This page shows how Archimedes generates a parallel simulation of heat conduction in an irregularly-shaped 2D domain (The domain reminds some people of an electric guitar). The example is for a 64-processor iWarp system at Carnegie Mellon.
The input to Archimedes consists of an ASCII description of the guitar's geometry (in the form of a Planar Straight Line Graph), and a finite element algorithm (in the form of a C program augmented with array syntax and calls to a library of sparse matrix and finite element routines). Details of parallelism and sparse matrix representation are hidden from the user. In particular, the program contains no send or receive statements.
Triangle discretizes the domain into an irregular mesh, and then Slice partitions the mesh into 64 pieces. The partitioned mesh is shown in Figure 1.

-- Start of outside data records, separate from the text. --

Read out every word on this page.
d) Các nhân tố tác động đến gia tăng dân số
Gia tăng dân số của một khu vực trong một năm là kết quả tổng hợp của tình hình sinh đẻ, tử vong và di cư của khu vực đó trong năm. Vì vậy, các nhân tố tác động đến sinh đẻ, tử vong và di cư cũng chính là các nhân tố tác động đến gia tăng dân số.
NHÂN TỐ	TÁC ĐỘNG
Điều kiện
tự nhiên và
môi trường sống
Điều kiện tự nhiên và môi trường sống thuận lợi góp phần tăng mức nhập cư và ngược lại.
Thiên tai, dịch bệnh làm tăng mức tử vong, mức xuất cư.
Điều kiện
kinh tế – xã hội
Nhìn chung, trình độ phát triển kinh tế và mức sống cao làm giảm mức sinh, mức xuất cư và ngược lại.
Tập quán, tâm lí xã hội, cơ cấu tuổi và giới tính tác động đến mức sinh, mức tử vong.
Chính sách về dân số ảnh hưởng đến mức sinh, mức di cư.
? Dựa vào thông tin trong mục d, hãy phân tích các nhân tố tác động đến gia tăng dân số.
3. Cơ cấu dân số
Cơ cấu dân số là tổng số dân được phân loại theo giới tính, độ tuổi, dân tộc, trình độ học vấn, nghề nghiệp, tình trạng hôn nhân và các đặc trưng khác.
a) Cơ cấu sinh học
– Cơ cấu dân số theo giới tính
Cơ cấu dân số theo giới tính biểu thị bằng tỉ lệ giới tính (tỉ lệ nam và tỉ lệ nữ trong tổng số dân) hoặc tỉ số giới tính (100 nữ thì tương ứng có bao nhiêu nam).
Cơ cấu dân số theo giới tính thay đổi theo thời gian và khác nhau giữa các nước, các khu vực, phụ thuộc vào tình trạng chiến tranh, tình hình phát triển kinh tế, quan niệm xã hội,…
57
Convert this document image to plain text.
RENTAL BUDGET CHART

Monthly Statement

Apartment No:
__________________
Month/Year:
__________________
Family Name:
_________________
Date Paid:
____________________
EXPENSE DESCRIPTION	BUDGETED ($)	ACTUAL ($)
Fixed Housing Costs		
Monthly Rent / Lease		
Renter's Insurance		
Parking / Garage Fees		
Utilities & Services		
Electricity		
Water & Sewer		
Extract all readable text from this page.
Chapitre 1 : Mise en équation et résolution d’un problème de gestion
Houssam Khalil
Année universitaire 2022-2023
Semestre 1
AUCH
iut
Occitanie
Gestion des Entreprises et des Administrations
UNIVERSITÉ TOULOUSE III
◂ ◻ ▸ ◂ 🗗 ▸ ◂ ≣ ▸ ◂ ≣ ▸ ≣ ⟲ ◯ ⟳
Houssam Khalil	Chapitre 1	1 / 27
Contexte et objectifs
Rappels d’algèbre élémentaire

Figure 1: Partitioned mesh
The mesh partition induces an adjacency graph that describes the communication among the processors. Slice builds this graph, as shown in Figure 2.
Figure 2: Adjacency graph
Next, Place maps the vertices of the adjacency graph to the processors, one node per processor, with a goal of minimizing the distance between communicating processors. If the target system supports user-directed routing of messages (as the iWarp and the INMOS T9000 do), then Route routes the edges of the graph through the processor array with a goal of minimizing congestion. If hardware resources limit the number of edges that can pass through a processor, then Route splits the edge set into multiple phases, routing each phase independently. For example, on iWarp, the edge set is split into two phases. Figure 3 shows these phases.
Figure 3: Two phases of communication routes for an iWarp
On iWarp, the phases are swapped in and out at runtime using a form of communication context switching. Each context switch takes roughly 25 microseconds. For target systems that don't support user-directed routing (such as the Paragon and the Cray T3D), the routing step is skipped.
Finally, from the sequential finite element algorithm supplied by the programmer, Archimedes generates a parallel finite element simulation that runs on 64 processors to predict the steady-state temperature at each node in the guitar's irregular grid. Archimedes also generates the code that displays the results on a display device, as shown in Figure 4.
Figure 4: Final result